Different Virus, Different President, Different Media Treatment

The legacy media treated President Bush's handling of the H5N1 virus differently than it's treating President Obama's handling of the H1N1 bug.

Here are several samples of how the legacy media characterized Bush's handling of the avian flu:

ABC News, "Avian Flu: Is the Government Ready for an Epidemic?" by Brian Ross, September 15, 2006: "According to Dr. Irwin Redlener, director of the National Center for Disaster Preparedness at Columbia University's Mailman School of Public Health, Bush's call to remain on the offensive has come too late. ‘If we had a significant worldwide epidemic of this particular avian flu, the H5N1 virus, and it hit the United States and the world, because it would be everywhere at once, I think we would see outcomes that would be virtually impossible to imagine,' he warns."

New York Times, "Fear of Flu Outbreak Rattles Washington," by Gardiner Harris, October 5, 2005: "Thirty-two Democratic senators sent a letter to President Bush on Tuesday expressing ''grave concern that the nation is dangerously unprepared for the serious threat of avian influenza.''

[snip]

Mr. Leavitt [then Secretary of Health and Human Services] warned in the briefing last week that an outbreak could cause 100,000 to 2 million deaths and as many as 10 million hospitalizations in the United States, one person who was present said. Those numbers have been presented publicly many times before. But hearing them in closed session gave them urgency, some who were at the meeting said.

The briefing ‘scared the hell out of me,' Senator Reid said recently."

Then, in another piece in the New York Times dated October 8, 2006 and entitled "Bush Plan Shows U.S. Is Not Ready for Deadly Flu," Harris wrote,

"A plan developed by the Bush administration to deal with any possible outbreak of pandemic flue shows that the United States is woefully unprepared for what could become the worst disaster in the nation's history."

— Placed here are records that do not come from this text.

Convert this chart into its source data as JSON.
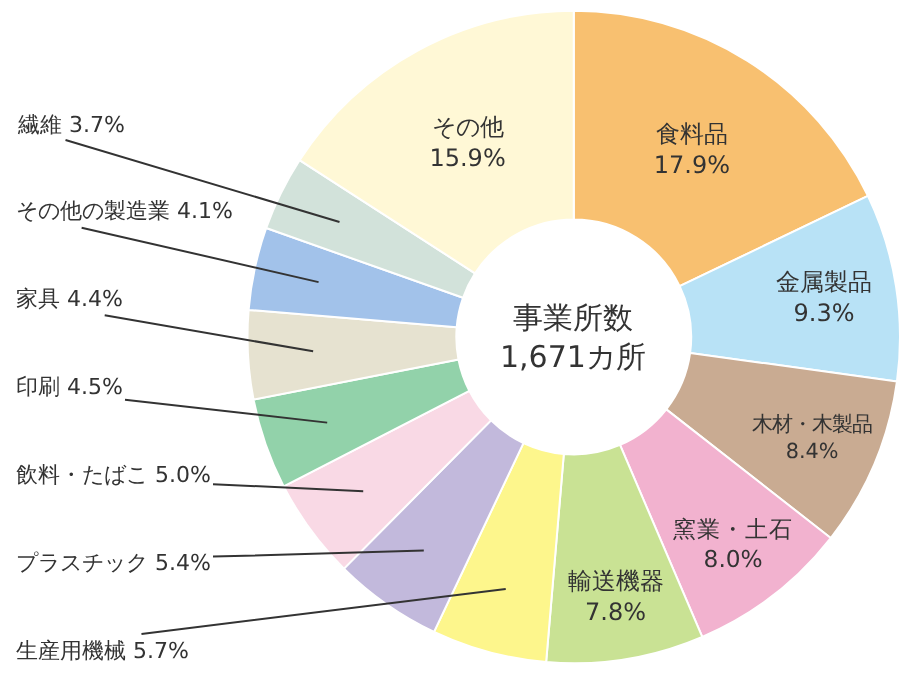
{
  "chart_data": {
    "type": "donut",
    "categories": [
      "食料品",
      "金属製品",
      "木材・木製品",
      "窯業・土石",
      "輸送機器",
      "生産用機械",
      "プラスチック",
      "飲料・たばこ",
      "印刷",
      "家具",
      "その他の製造業",
      "繊維",
      "その他"
    ],
    "values": [
      17.9,
      9.3,
      8.4,
      8.0,
      7.8,
      5.7,
      5.4,
      5.0,
      4.5,
      4.4,
      4.1,
      3.7,
      15.9
    ],
    "value_labels": [
      "17.9%",
      "9.3%",
      "8.4%",
      "8.0%",
      "7.8%",
      "5.7%",
      "5.4%",
      "5.0%",
      "4.5%",
      "4.4%",
      "4.1%",
      "3.7%",
      "15.9%"
    ],
    "colors": [
      "#f8c070",
      "#b8e2f6",
      "#c9ab92",
      "#f2b2cf",
      "#c9e294",
      "#fdf68c",
      "#c2b9dc",
      "#f9d9e5",
      "#92d2aa",
      "#e6e2d0",
      "#a2c2ea",
      "#d2e2da",
      "#fff8d6"
    ],
    "annotations": [
      "事業所数\n1,671カ所"
    ],
    "legend": false
  }
}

Now, here are excerpts from two Boston Globe articles.

Boston Globe, "Bush's risky flu pandemic plan," by George J. Annas, October 8, 2005:  "Whenever the world is not to his liking, President Bush has a tendency to turn to the military to make it better. The most prominent example is the country's response to 9/11, complete with wars in Afghanistan and Iraq...On Tuesday, the president suggested that the United States should confront the risk of a bird flu pandemic by giving him the power to use the US military to quarantine ''part[s] of the country" experiencing an ''outbreak." So we have moved quickly in the past month, at least metaphorically, from the global war on terror to a proposed war on hurricanes, to a proposed war on the bird flu.  Of all these proposals, the use of the military to attempt to contain a flu pandemic on US soil is the most dangerous.


Boston Globe, "Bush suddenly wakes up to threat of avian flu," by Thomas Oliphant, October 11, 2005: "If President Bush had been awake at the switch earlier this year -- instead of, for example, obsessing about Social Security privatization schemes -- the United States would probably not find itself near the end of an international line for influenza medicine.  As it is, his sudden realization that the potential of a public health disaster looms has set of an unseemly governmental scramble that mostly misses the point."

So how did the avian flu come out? According to the Washington Post,

"It infected 8,000 people, killed about 800, and cost the world $80 billion. Yet the control of SARS was an unprecedented success. A report by the National Academy of Sciences' Institute of Medicine in 2004 said that "the quality, speed, and effectiveness of the public health response to SARS brilliantly outshone past responses to international outbreaks of infectious disease." (David Brown, November 7, 2005)

"An unprecedented success?" How could that be?


Let's fast-forward to the H1N1 virus, originally called the "swine flu." 

As of September 1, 2009, the World Health Organization reports 1,799 deaths worldwide. In the United States, 566 have died. (Source) Already, over twice the deaths worldwide brought on by the N5N1 avian flu.

So is the federal government prepared for a new virus-borne health emergency? 

Good luck finding criticism of the Obama administration. And when it's even implied, it's too vague to notice as it is in this piece from United Press International entitled "H1N1 vaccine campaign faces problems," dated August 23, 2009:

"Officials are predicting a shortage of H1N1 vaccine in mid-October when a new wave of swine flu infections could be peaking in the United States...The lag in vaccine production and the rush to test it for safety and effectiveness shows the potential for complications in trying to immunize so many people so quickly, health officials told the Post."

Different virus. Different president. Different media treatment.  Gee, what a surprise!